What is Recursion in Data Structures

Recursion is regarded as one of the most fundamental and fascinating concepts in computer science and data structures. From searching and sorting to parsing and mathematical computations, recursion forms the backbone of many algorithms. Recursion is defined as a technique in which a function calls itself directly or indirectly to reach a specific solution.

Key Takeaways
The core concept of recursion is based on the principle of “divide and conquer”, breaking a huge problem into smaller, more manageable subproblems of the same type, solving them, and then combining their results to achieve the final solution. Recursion is a popular concept in programming and is often used to solve complex problems naturally and elegantly, such as performing operations on linked lists or traversing a tree or a graph. Many data structures, such as trees, graphs, and linked lists, have naturally recursive definitions; they can be described in terms of smaller instances of themselves. Hence, recursive algorithms are an efficient and elegant way to navigate, search, and manipulate these data structures.

Key Takeaways

The core concept of recursion is based on the principle of “divide and conquer”, breaking a huge problem into smaller, more manageable subproblems of the same type, solving them, and then combining their results to achieve the final solution.
Recursion is a popular concept in programming and is often used to solve complex problems naturally and elegantly, such as performing operations on linked lists or traversing a tree or a graph.
Many data structures, such as trees, graphs, and linked lists, have naturally recursive definitions; they can be described in terms of smaller instances of themselves.
Hence, recursive algorithms are an efficient and elegant way to navigate, search, and manipulate these data structures.

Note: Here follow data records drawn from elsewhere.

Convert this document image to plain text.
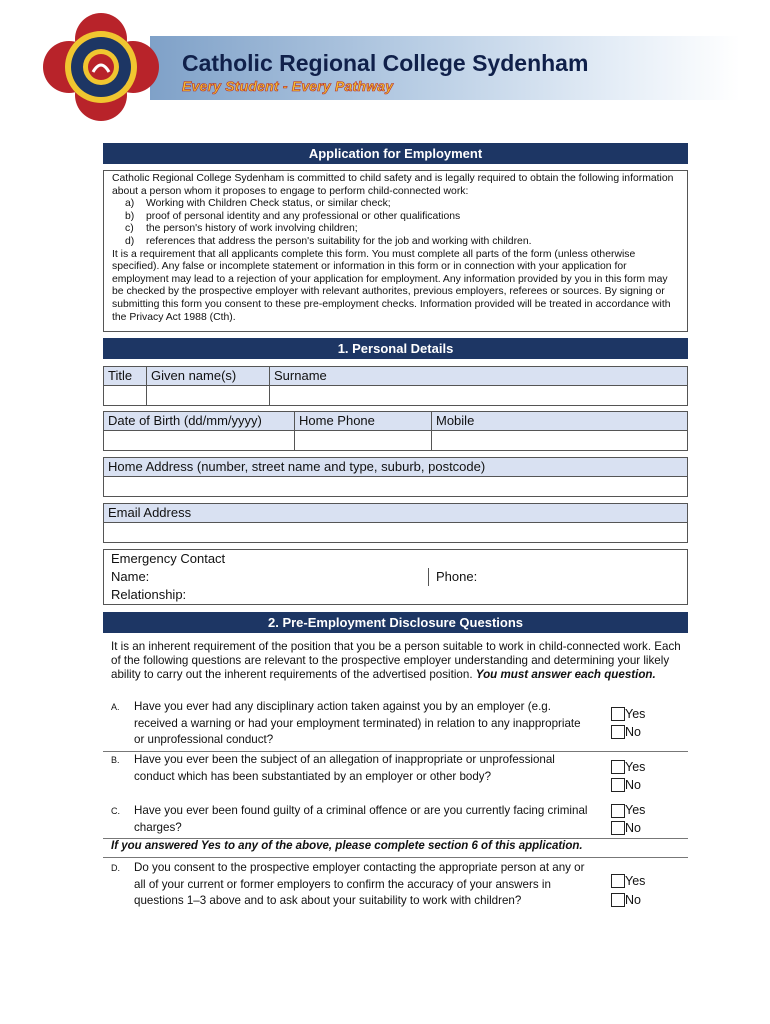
Catholic Regional College Sydenham
Every Student - Every Pathway
Application for Employment

Catholic Regional College Sydenham is committed to child safety and is legally required to obtain the following information about a person whom it proposes to engage to perform child-connected work:

a) Working with Children Check status, or similar check;

b) proof of personal identity and any professional or other qualifications

c) the person's history of work involving children;

d) references that address the person's suitability for the job and working with children.

It is a requirement that all applicants complete this form. You must complete all parts of the form (unless otherwise specified). Any false or incomplete statement or information in this form or in connection with your application for employment may lead to a rejection of your application for employment. Any information provided by you in this form may be checked by the prospective employer with relevant authorites, previous employers, referees or sources. By signing or submitting this form you consent to these pre-employment checks. Information provided will be treated in accordance with the Privacy Act 1988 (Cth).

1. Personal Details
Title	Given name(s)	Surname
Date of Birth (dd/mm/yyyy)	Home Phone	Mobile
Home Address (number, street name and type, suburb, postcode)
Email Address
Emergency Contact
Name:	Phone:
Relationship:
2. Pre-Employment Disclosure Questions
It is an inherent requirement of the position that you be a person suitable to work in child-connected work. Each of the following questions are relevant to the prospective employer understanding and determining your likely ability to carry out the inherent requirements of the advertised position. You must answer each question.
A. Have you ever had any disciplinary action taken against you by an employer (e.g. received a warning or had your employment terminated) in relation to any inappropriate or unprofessional conduct?
Yes
No
B. Have you ever been the subject of an allegation of inappropriate or unprofessional conduct which has been substantiated by an employer or other body?
Yes
No
C. Have you ever been found guilty of a criminal offence or are you currently facing criminal charges?
Yes
No
If you answered Yes to any of the above, please complete section 6 of this application.
D. Do you consent to the prospective employer contacting the appropriate person at any or all of your current or former employers to confirm the accuracy of your answers in questions 1–3 above and to ask about your suitability to work with children?
Yes
No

In this article, we will explore the concept of recursion, discuss its importance, types, and applications. We will also examine the recursion from a programming perspective.

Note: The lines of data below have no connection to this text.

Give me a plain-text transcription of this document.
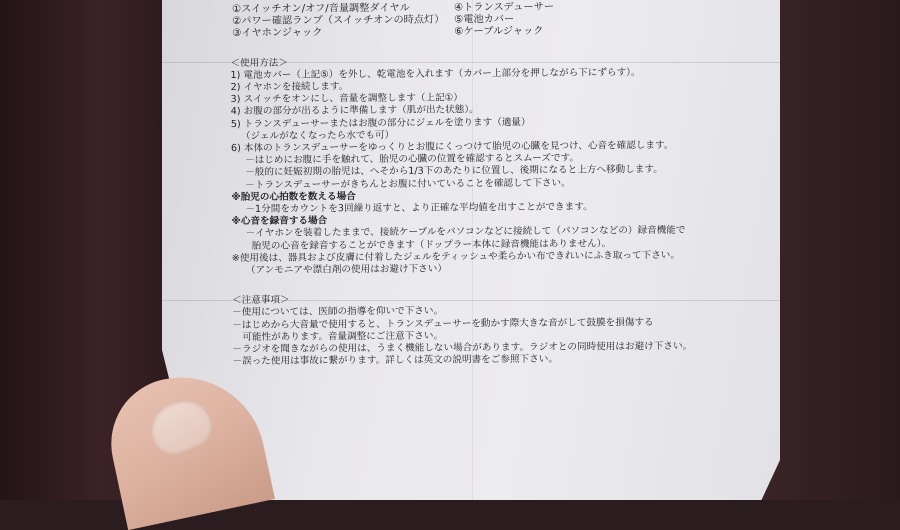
①スイッチオン/オフ/音量調整ダイヤル
②パワー確認ランプ（スイッチオンの時点灯）
③イヤホンジャック
④トランスデューサー
⑤電池カバー
⑥ケーブルジャック
＜使用方法＞
1) 電池カバー（上記⑤）を外し、乾電池を入れます（カバー上部分を押しながら下にずらす）。
2) イヤホンを接続します。
3) スイッチをオンにし、音量を調整します（上記①）
4) お腹の部分が出るように準備します（肌が出た状態）。
5) トランスデューサーまたはお腹の部分にジェルを塗ります（適量）
（ジェルがなくなったら水でも可）
6) 本体のトランスデューサーをゆっくりとお腹にくっつけて胎児の心臓を見つけ、心音を確認します。
－はじめにお腹に手を触れて、胎児の心臓の位置を確認するとスムーズです。
－般的に妊娠初期の胎児は、へそから1/3下のあたりに位置し、後期になると上方へ移動します。
－トランスデューサーがきちんとお腹に付いていることを確認して下さい。
※胎児の心拍数を数える場合
－1分間をカウントを3回繰り返すと、より正確な平均値を出すことができます。
※心音を録音する場合
－イヤホンを装着したままで、接続ケーブルをパソコンなどに接続して（パソコンなどの）録音機能で
胎児の心音を録音することができます（ドップラー本体に録音機能はありません）。
※使用後は、器具および皮膚に付着したジェルをティッシュや柔らかい布できれいにふき取って下さい。
（アンモニアや漂白剤の使用はお避け下さい）
＜注意事項＞
－使用については、医師の指導を仰いで下さい。
－はじめから大音量で使用すると、トランスデューサーを動かす際大きな音がして鼓膜を損傷する
可能性があります。音量調整にご注意下さい。
－ラジオを聞きながらの使用は、うまく機能しない場合があります。ラジオとの同時使用はお避け下さい。
－誤った使用は事故に繋がります。詳しくは英文の説明書をご参照下さい。
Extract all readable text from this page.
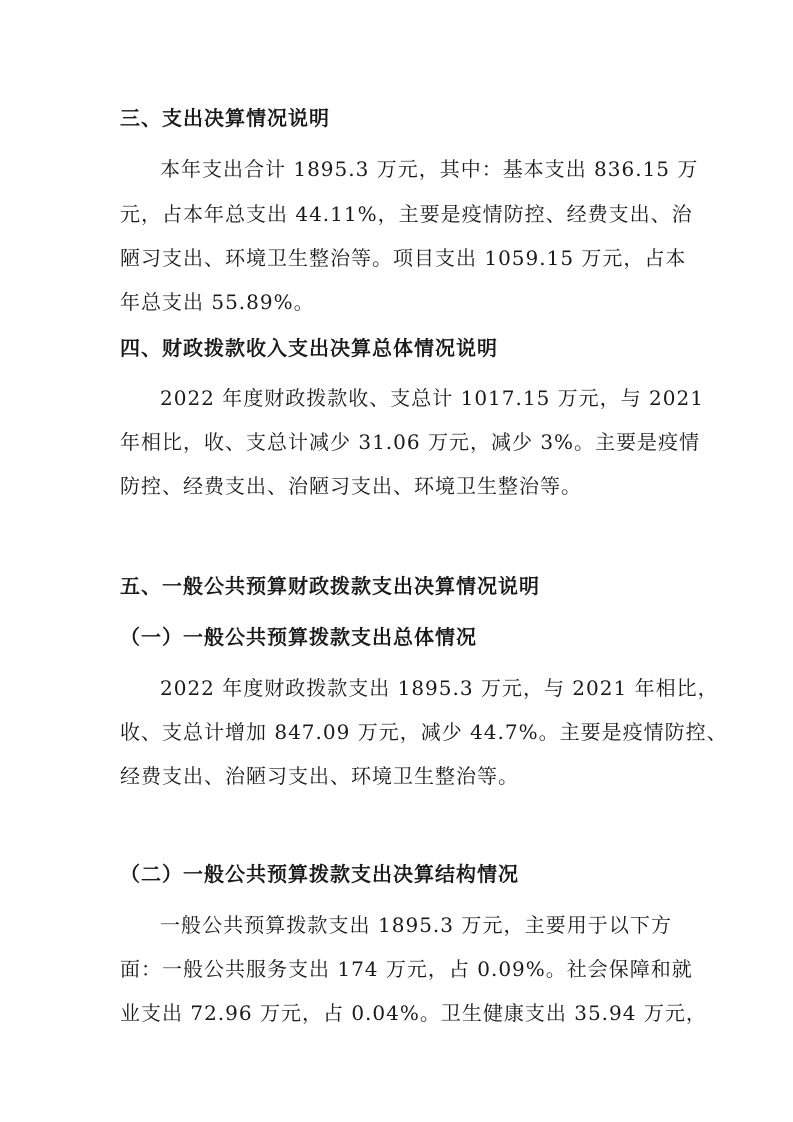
三、支出决算情况说明
本年支出合计 1895.3 万元，其中：基本支出 836.15 万
元，占本年总支出 44.11%，主要是疫情防控、经费支出、治
陋习支出、环境卫生整治等。项目支出 1059.15 万元，占本
年总支出 55.89%。
四、财政拨款收入支出决算总体情况说明
2022 年度财政拨款收、支总计 1017.15 万元，与 2021
年相比，收、支总计减少 31.06 万元，减少 3%。主要是疫情
防控、经费支出、治陋习支出、环境卫生整治等。
五、一般公共预算财政拨款支出决算情况说明
（一）一般公共预算拨款支出总体情况
2022 年度财政拨款支出 1895.3 万元，与 2021 年相比，
收、支总计增加 847.09 万元，减少 44.7%。主要是疫情防控、
经费支出、治陋习支出、环境卫生整治等。
（二）一般公共预算拨款支出决算结构情况
一般公共预算拨款支出 1895.3 万元，主要用于以下方
面：一般公共服务支出 174 万元，占 0.09%。社会保障和就
业支出 72.96 万元，占 0.04%。卫生健康支出 35.94 万元，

Recursion in Data Structures

In computer programming, recursion is a process in which a function calls itself during its execution until a specific condition known as the base case is met.

For example, consider the mathematical factorial function defined as:

N! = N * (N-1) * (N-2) *...1

If you want to calculate the factorial of the number 5, it is given by

5! = 5 * 4 * 3 * 2 * 1 = 120

If you want to program the function to calculate the factorial of a number N, from the above example, you can deduce that we will end up with the same calculation until we reach N = 1. This will unnecessarily increase the length of the code, especially when N has higher values.

Instead, we use a function that basically implements the general procedure of calculating the factorial, but we call this function every time with a different argument. This is where recursion comes into the picture.

So, for the implementation of a factorial of a number, we will use the following pseudo-code that uses recursion.

def factorial(n):
  if n == 0:
    return 1
  else:
    return n * factorial(n - 1)   # recursive call

The pictorial representation of the above code is shown as:

In the above code:

The function factorial() calls itself with a smaller argument (n-1).
The base case is n == 0, which means when n reaches 0, the function will exit.
The recursive case progressively reduces the problem size after every iteration.

When a recursive function is called, each invocation is pushed onto the call stack, which stores information about active subroutines.

For example, in the above factorial example (factorial(4)):

factorial(4) calls factorial(3), factorial(3) calls factorial(2), and so on till factorial(0) returns 1. After that, each pending call returns in reverse order.
This last-in-first-out (LIFO) behavior is precisely how the call stack in recursion operates.

Base Case and Recursive Case

Every recursive function must have:

Base Case: The condition under which recursion terminates. In the above pseudo code, if you remove the condition 'if n == 0', the program will continue to run the recursive call indefinitely. In this case, the program stack will be exhausted, causing a Stack Overflow error.
Recursive Case: This is the part of the function where it calls itself with a modified parameter. In the above pseudo code, it is the call to the factorial function with a different value of N.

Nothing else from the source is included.